Coastal wetlands are defined as: Areas of tidal wetlands (herbaceous and/or woody vegetation) or deepwater habitats in which plants grow and form a continuous cover principally on or at the surface of the water (e.g., algal mats, kelp beds, and submerged aquatic vegetation); AND vegetation coverage is greater than 20%; AND these waters are tidally influenced and have a salinity greater than or equal to 0.5 parts per thousand. This definition of coastal wetland is a combination of several categories within the Coastal Change Analysis Program (C-CAP) Regional Land Cover Classification Scheme for Estuarine Wetlands developed by NOAA, 40 which is a nationally standardized inventory of land cover for the coastal areas of the U.S. Specifically, the following categories have been captured: Estuarine Forested Wetland (16); Estuarine Scrub/Shrub Wetland (17); Estuarine Emergent Wetland (18); and Estuarine Aquatic Bed (23).

Beaches and Dunes are defined as: Areas consisting of material such as silt, sand, or gravel that is subject to inundation and redistribution due to water or wind. Substrates have no vegetative cover except for pioneering plants that are briefly established when growing conditions are favorable. This definition of beaches and dunes is based on the Coastal Change Analysis Program (C-CAP) Regional Land Cover Classification Scheme definition of Unconsolidated Shore. This is a nationally standardized inventory of land cover for the coastal areas of the U.S. developed by NOAA.

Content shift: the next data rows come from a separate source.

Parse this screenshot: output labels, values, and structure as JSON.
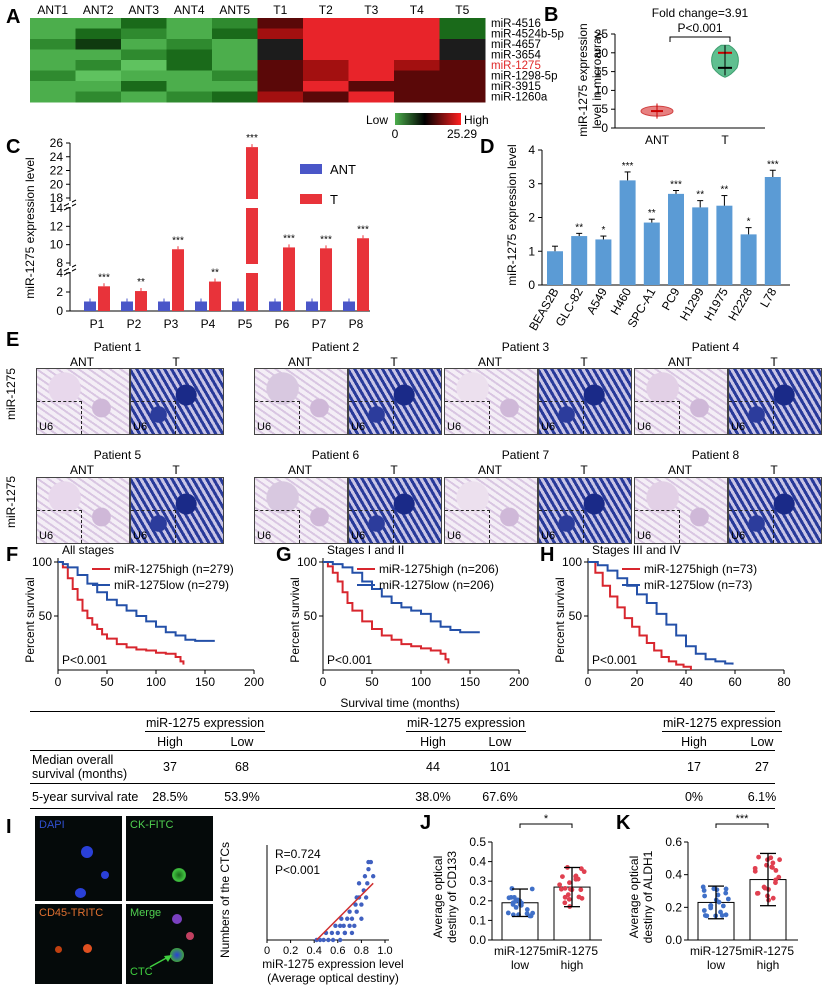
{
  "panels": {
    "A": {
      "label": "A",
      "columns": [
        "ANT1",
        "ANT2",
        "ANT3",
        "ANT4",
        "ANT5",
        "T1",
        "T2",
        "T3",
        "T4",
        "T5"
      ],
      "rows": [
        "miR-4516",
        "miR-4524b-5p",
        "miR-4657",
        "miR-3654",
        "miR-1275",
        "miR-1298-5p",
        "miR-3915",
        "miR-1260a"
      ],
      "highlight_row": "miR-1275",
      "highlight_color": "#e0292a",
      "legend": {
        "low_label": "Low",
        "high_label": "High",
        "min": "0",
        "max": "25.29"
      }
    },
    "B": {
      "label": "B",
      "title": "Fold change=3.91",
      "pvalue": "P<0.001",
      "ylabel_line1": "miR-1275 expression",
      "ylabel_line2": "level in microarray"
    },
    "C": {
      "label": "C"
    },
    "D": {
      "label": "D"
    },
    "E": {
      "label": "E",
      "row_label": "miR-1275",
      "patients": [
        "Patient 1",
        "Patient 2",
        "Patient 3",
        "Patient 4",
        "Patient 5",
        "Patient 6",
        "Patient 7",
        "Patient 8"
      ],
      "sub_ant": "ANT",
      "sub_t": "T",
      "inset_label": "U6"
    },
    "F": {
      "label": "F",
      "title": "All stages",
      "legend_high": "miR-1275high (n=279)",
      "legend_low": "miR-1275low (n=279)",
      "pvalue": "P<0.001"
    },
    "G": {
      "label": "G",
      "title": "Stages I and II",
      "legend_high": "miR-1275high (n=206)",
      "legend_low": "miR-1275low (n=206)",
      "pvalue": "P<0.001"
    },
    "H": {
      "label": "H",
      "title": "Stages III and IV",
      "legend_high": "miR-1275high (n=73)",
      "legend_low": "miR-1275low (n=73)",
      "pvalue": "P<0.001"
    },
    "I": {
      "label": "I",
      "images": [
        "DAPI",
        "CK-FITC",
        "CD45-TRITC",
        "Merge"
      ],
      "ctc_label": "CTC",
      "stats_r": "R=0.724",
      "stats_p": "P<0.001",
      "ylabel": "Numbers of the CTCs",
      "xlabel_line1": "miR-1275 expression level",
      "xlabel_line2": "(Average optical destiny)"
    },
    "J": {
      "label": "J",
      "ylabel_line1": "Average optical",
      "ylabel_line2": "destiny of CD133",
      "sig": "*",
      "groups": [
        "miR-1275\nlow",
        "miR-1275\nhigh"
      ]
    },
    "K": {
      "label": "K",
      "ylabel_line1": "Average optical",
      "ylabel_line2": "destiny of ALDH1",
      "sig": "***"
    }
  },
  "survival_xlabel": "Survival time (months)",
  "survival_ylabel": "Percent survival",
  "table": {
    "group_header": "miR-1275 expression",
    "high": "High",
    "low": "Low",
    "row1_label_line1": "Median overall",
    "row1_label_line2": "survival (months)",
    "row2_label": "5-year survival rate",
    "values": [
      {
        "median_high": "37",
        "median_low": "68",
        "rate_high": "28.5%",
        "rate_low": "53.9%"
      },
      {
        "median_high": "44",
        "median_low": "101",
        "rate_high": "38.0%",
        "rate_low": "67.6%"
      },
      {
        "median_high": "17",
        "median_low": "27",
        "rate_high": "0%",
        "rate_low": "6.1%"
      }
    ]
  },
  "colors": {
    "ant_blue": "#4a56c8",
    "t_red": "#e8333a",
    "cell_blue": "#5b9bd5",
    "heat_red": "#e8242a",
    "heat_green": "#4cae4c",
    "surv_red": "#d8262e",
    "surv_blue": "#2450a8"
  },
  "chart_data": [
    {
      "id": "B",
      "type": "violin",
      "categories": [
        "ANT",
        "T"
      ],
      "medians": [
        4.5,
        17
      ],
      "yticks": [
        0,
        5,
        10,
        15,
        20,
        25
      ],
      "ylim": [
        0,
        25
      ]
    },
    {
      "id": "C",
      "type": "bar",
      "title": "",
      "ylabel": "miR-1275 expression level",
      "categories": [
        "P1",
        "P2",
        "P3",
        "P4",
        "P5",
        "P6",
        "P7",
        "P8"
      ],
      "series": [
        {
          "name": "ANT",
          "values": [
            1,
            1,
            1,
            1,
            1,
            1,
            1,
            1
          ]
        },
        {
          "name": "T",
          "values": [
            2.6,
            2.1,
            9.5,
            3.1,
            25.4,
            9.7,
            9.6,
            10.7
          ]
        }
      ],
      "significance": [
        "***",
        "**",
        "***",
        "**",
        "***",
        "***",
        "***",
        "***"
      ],
      "yticks": [
        "0",
        "2",
        "4",
        "6",
        "8",
        "10",
        "12",
        "14",
        "16",
        "18",
        "20",
        "22",
        "24",
        "26"
      ],
      "axis_breaks": [
        [
          4,
          8
        ],
        [
          14,
          18
        ]
      ]
    },
    {
      "id": "D",
      "type": "bar",
      "ylabel": "miR-1275 expression level",
      "categories": [
        "BEAS2B",
        "GLC-82",
        "A549",
        "H460",
        "SPC-A1",
        "PC9",
        "H1299",
        "H1975",
        "H2228",
        "L78"
      ],
      "values": [
        1.0,
        1.45,
        1.35,
        3.1,
        1.85,
        2.7,
        2.3,
        2.35,
        1.5,
        3.2
      ],
      "errors": [
        0.15,
        0.08,
        0.1,
        0.25,
        0.1,
        0.1,
        0.2,
        0.3,
        0.2,
        0.2
      ],
      "significance": [
        "",
        "**",
        "*",
        "***",
        "**",
        "***",
        "**",
        "**",
        "*",
        "***"
      ],
      "yticks": [
        "0",
        "1",
        "2",
        "3",
        "4"
      ],
      "ylim": [
        0,
        4
      ]
    },
    {
      "id": "F",
      "type": "line",
      "xlabel": "",
      "ylabel": "Percent survival",
      "xlim": [
        0,
        200
      ],
      "ylim": [
        0,
        100
      ],
      "xticks": [
        "0",
        "50",
        "100",
        "150",
        "200"
      ],
      "yticks": [
        "50",
        "100"
      ],
      "series": [
        {
          "name": "miR-1275high",
          "x": [
            0,
            5,
            10,
            15,
            20,
            25,
            30,
            35,
            40,
            45,
            50,
            60,
            70,
            80,
            90,
            100,
            110,
            120,
            125,
            128
          ],
          "y": [
            100,
            95,
            85,
            75,
            65,
            55,
            48,
            42,
            38,
            33,
            29,
            24,
            21,
            19,
            18,
            16,
            15,
            12,
            8,
            5
          ]
        },
        {
          "name": "miR-1275low",
          "x": [
            0,
            5,
            10,
            20,
            30,
            40,
            50,
            60,
            70,
            80,
            90,
            100,
            110,
            120,
            130,
            140,
            150,
            160
          ],
          "y": [
            100,
            98,
            95,
            88,
            80,
            72,
            65,
            60,
            55,
            50,
            45,
            40,
            35,
            32,
            28,
            27,
            27,
            27
          ]
        }
      ]
    },
    {
      "id": "G",
      "type": "line",
      "ylabel": "Percent survival",
      "xlim": [
        0,
        200
      ],
      "ylim": [
        0,
        100
      ],
      "xticks": [
        "0",
        "50",
        "100",
        "150",
        "200"
      ],
      "yticks": [
        "50",
        "100"
      ],
      "series": [
        {
          "name": "miR-1275high",
          "x": [
            0,
            5,
            10,
            15,
            20,
            25,
            30,
            40,
            50,
            60,
            70,
            80,
            90,
            100,
            110,
            120,
            125,
            128
          ],
          "y": [
            100,
            96,
            90,
            82,
            72,
            62,
            55,
            45,
            38,
            32,
            28,
            24,
            22,
            20,
            18,
            15,
            10,
            6
          ]
        },
        {
          "name": "miR-1275low",
          "x": [
            0,
            10,
            20,
            30,
            40,
            50,
            60,
            70,
            80,
            90,
            100,
            110,
            120,
            130,
            140,
            150,
            160
          ],
          "y": [
            100,
            98,
            95,
            90,
            82,
            75,
            68,
            62,
            58,
            55,
            52,
            45,
            40,
            37,
            35,
            35,
            35
          ]
        }
      ]
    },
    {
      "id": "H",
      "type": "line",
      "ylabel": "Percent survival",
      "xlim": [
        0,
        80
      ],
      "ylim": [
        0,
        100
      ],
      "xticks": [
        "0",
        "20",
        "40",
        "60",
        "80"
      ],
      "yticks": [
        "50",
        "100"
      ],
      "series": [
        {
          "name": "miR-1275high",
          "x": [
            0,
            3,
            6,
            9,
            12,
            15,
            18,
            21,
            24,
            27,
            30,
            33,
            36,
            39,
            42
          ],
          "y": [
            100,
            90,
            78,
            68,
            58,
            48,
            40,
            32,
            25,
            18,
            12,
            8,
            5,
            3,
            0
          ]
        },
        {
          "name": "miR-1275low",
          "x": [
            0,
            4,
            8,
            12,
            16,
            20,
            24,
            28,
            32,
            36,
            40,
            44,
            48,
            52,
            56,
            59
          ],
          "y": [
            100,
            97,
            92,
            85,
            78,
            70,
            62,
            52,
            42,
            32,
            22,
            15,
            10,
            8,
            6,
            5
          ]
        }
      ]
    },
    {
      "id": "I",
      "type": "scatter",
      "xlabel": "miR-1275 expression level (Average optical destiny)",
      "ylabel": "Numbers of the CTCs",
      "xticks": [
        "0",
        "0.2",
        "0.4",
        "0.6",
        "0.8",
        "1.0"
      ],
      "xlim": [
        0,
        1
      ],
      "ylim": [
        0,
        12
      ],
      "x": [
        0.42,
        0.45,
        0.48,
        0.5,
        0.52,
        0.55,
        0.56,
        0.58,
        0.6,
        0.62,
        0.63,
        0.65,
        0.66,
        0.68,
        0.7,
        0.7,
        0.72,
        0.74,
        0.75,
        0.76,
        0.78,
        0.8,
        0.8,
        0.82,
        0.84,
        0.85,
        0.86,
        0.88,
        0.9,
        0.62,
        0.66,
        0.72,
        0.78,
        0.86,
        0.83,
        0.76
      ],
      "y": [
        0,
        0,
        0,
        1,
        0,
        1,
        0,
        2,
        1,
        2,
        3,
        2,
        1,
        3,
        4,
        2,
        3,
        2,
        5,
        4,
        6,
        5,
        3,
        7,
        6,
        8,
        10,
        11,
        9,
        0,
        1,
        1,
        8,
        11,
        9,
        6
      ],
      "fit": {
        "x": [
          0.42,
          0.9
        ],
        "y": [
          0,
          8
        ]
      }
    },
    {
      "id": "J",
      "type": "bar",
      "categories": [
        "miR-1275 low",
        "miR-1275 high"
      ],
      "values": [
        0.19,
        0.27
      ],
      "errors": [
        0.07,
        0.1
      ],
      "ylim": [
        0,
        0.5
      ],
      "yticks": [
        "0.0",
        "0.1",
        "0.2",
        "0.3",
        "0.4",
        "0.5"
      ]
    },
    {
      "id": "K",
      "type": "bar",
      "categories": [
        "miR-1275 low",
        "miR-1275 high"
      ],
      "values": [
        0.23,
        0.37
      ],
      "errors": [
        0.1,
        0.16
      ],
      "ylim": [
        0,
        0.6
      ],
      "yticks": [
        "0.0",
        "0.2",
        "0.4",
        "0.6"
      ]
    }
  ]
}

Shellfish Reefs are defined as: Areas where the substrate is dominated by living or non-living shell reefs and are surrounded and intermixed with channels and unvegetated flats, typically occurring in the intertidal zone. This definition of shellfish reefs is based on the 2012 Federal Geographic Data Committee (FGDC) Coastal and marine ecological classification standard similar to the “Classification of Wetlands and Deepwater Habitats in the United States”.

Coral Reefs are defined as: Areas of hardened, fixed substrate or structures created by deposition of calcium carbonate by reef- building coral species. May include both deep- and shallow-water coral species. This definition of coral reefs is based on the Coastal and Marine Ecological Classification Standard (CMECS),255 a national framework which organizes information about coasts and oceans. CMECS is endorsed by the Federal Geographic Data Committee (FGDC) as the national standard for classifying coastal and marine areas.